Anggota Komisi III DPR RI dari Fraksi PDI Perjuangan, Mercy Chriesty Barends. Istimewa
3 WNI Hilang di Selat Hormuz, Mercy Desak Serangan di Jalur Pelayaran Dihentikan
Al Abrar • 8 March 2026 12:20
Jakarta: Anggota Komisi III DPR RI dari Fraksi PDI Perjuangan, Mercy Chriesty Barends, mengutuk keras insiden ledakan dan tenggelamnya kapal tugboat Musaffah 2 di Selat Hormuz yang menyebabkan tiga warga negara Indonesia (WNI) masih dinyatakan hilang.
Mercy yang juga menjabat Ketua DPP PDI Perjuangan Bidang Tenaga Kerja dan Perlindungan Pekerja Migran Indonesia itu menyampaikan keprihatinan mendalam atas insiden tersebut. Ia menegaskan bahwa serangan terhadap kapal sipil di jalur pelayaran internasional tidak dapat dibenarkan.
Berdasarkan laporan Kementerian Luar Negeri RI, kapal berbendera Uni Emirat Arab tersebut mengalami ledakan dan kebakaran sebelum akhirnya tenggelam di perairan antara Uni Emirat Arab dan Oman pada Jumat, 6 Maret 2026.
Dari empat awak kapal WNI yang bekerja di kapal tersebut, satu orang selamat dan saat ini menjalani perawatan akibat luka bakar. Sementara tiga WNI lainnya masih dalam proses pencarian oleh otoritas setempat.
“Saya mengutuk keras setiap tindakan kekerasan terhadap kapal sipil di Selat Hormuz yang mengakibatkan hilangnya nyawa dan mengancam keselamatan para pelaut, termasuk tiga WNI yang hingga kini masih hilang. Serangan terhadap kapal sipil merupakan pelanggaran serius terhadap prinsip kemanusiaan dan hukum laut internasional,” ujar Mercy.
“Para pelaut adalah pekerja sipil yang dilindungi oleh hukum internasional. Keselamatan mereka adalah bagian dari perlindungan hak asasi manusia. Tidak boleh ada pihak mana pun yang menjadikan jalur pelayaran internasional sebagai arena konflik yang mengorbankan pekerja maritim,” katanya.

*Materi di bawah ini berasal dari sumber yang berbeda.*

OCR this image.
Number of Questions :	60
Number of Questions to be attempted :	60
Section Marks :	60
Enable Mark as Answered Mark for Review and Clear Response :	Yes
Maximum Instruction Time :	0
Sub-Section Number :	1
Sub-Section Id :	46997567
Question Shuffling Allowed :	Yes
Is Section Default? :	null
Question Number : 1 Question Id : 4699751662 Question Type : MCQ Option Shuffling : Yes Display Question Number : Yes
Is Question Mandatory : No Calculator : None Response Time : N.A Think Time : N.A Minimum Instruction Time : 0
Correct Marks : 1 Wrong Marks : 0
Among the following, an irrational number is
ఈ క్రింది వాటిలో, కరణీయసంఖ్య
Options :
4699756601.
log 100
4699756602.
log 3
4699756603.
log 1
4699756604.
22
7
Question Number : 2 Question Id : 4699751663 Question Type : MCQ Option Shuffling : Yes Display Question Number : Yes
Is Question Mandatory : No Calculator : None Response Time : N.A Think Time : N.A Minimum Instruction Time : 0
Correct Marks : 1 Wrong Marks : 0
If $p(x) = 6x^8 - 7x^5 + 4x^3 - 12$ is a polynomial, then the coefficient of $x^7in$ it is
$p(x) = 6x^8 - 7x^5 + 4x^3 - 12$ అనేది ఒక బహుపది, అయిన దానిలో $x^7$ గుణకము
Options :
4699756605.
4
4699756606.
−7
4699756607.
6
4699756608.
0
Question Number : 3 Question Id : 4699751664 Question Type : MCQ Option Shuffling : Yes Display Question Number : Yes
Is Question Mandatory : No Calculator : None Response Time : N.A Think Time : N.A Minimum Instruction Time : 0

Mercy juga mendesak pihak-pihak yang terlibat konflik di kawasan tersebut untuk segera menghentikan segala bentuk serangan di Selat Hormuz serta memastikan keamanan jalur pelayaran internasional.
“Selat Hormuz melayani sekitar 20 persen pasokan minyak dunia. Kawasan ini merupakan jalur laut internasional yang sangat strategis sehingga harus dijaga sebagai wilayah yang aman bagi aktivitas perdagangan global dan keselamatan para pelaut,” ujarnya.
Ia menegaskan bahwa jaminan keselamatan di Selat Hormuz bukan hanya menyangkut kepentingan satu negara, tetapi merupakan tanggung jawab komunitas internasional.
“Jaminan keselamatan di Selat Hormuz bukan hanya untuk warga negara Indonesia, tetapi untuk setiap pelaut dan pekerja maritim dari seluruh dunia yang bekerja di jalur perdagangan global,” katanya.
Mercy juga mendesak Pemerintah Indonesia terus melakukan koordinasi diplomatik dengan otoritas setempat guna memastikan proses pencarian tiga WNI yang hilang dilakukan secara maksimal. Selain itu, pemerintah diminta memastikan perlindungan bagi seluruh pekerja migran Indonesia di sektor maritim, terutama yang bekerja di kawasan konflik di Timur Tengah.
"Sampai saat ini belum ada pihak yang menyatakan bertanggung jawab," ujar Mercy.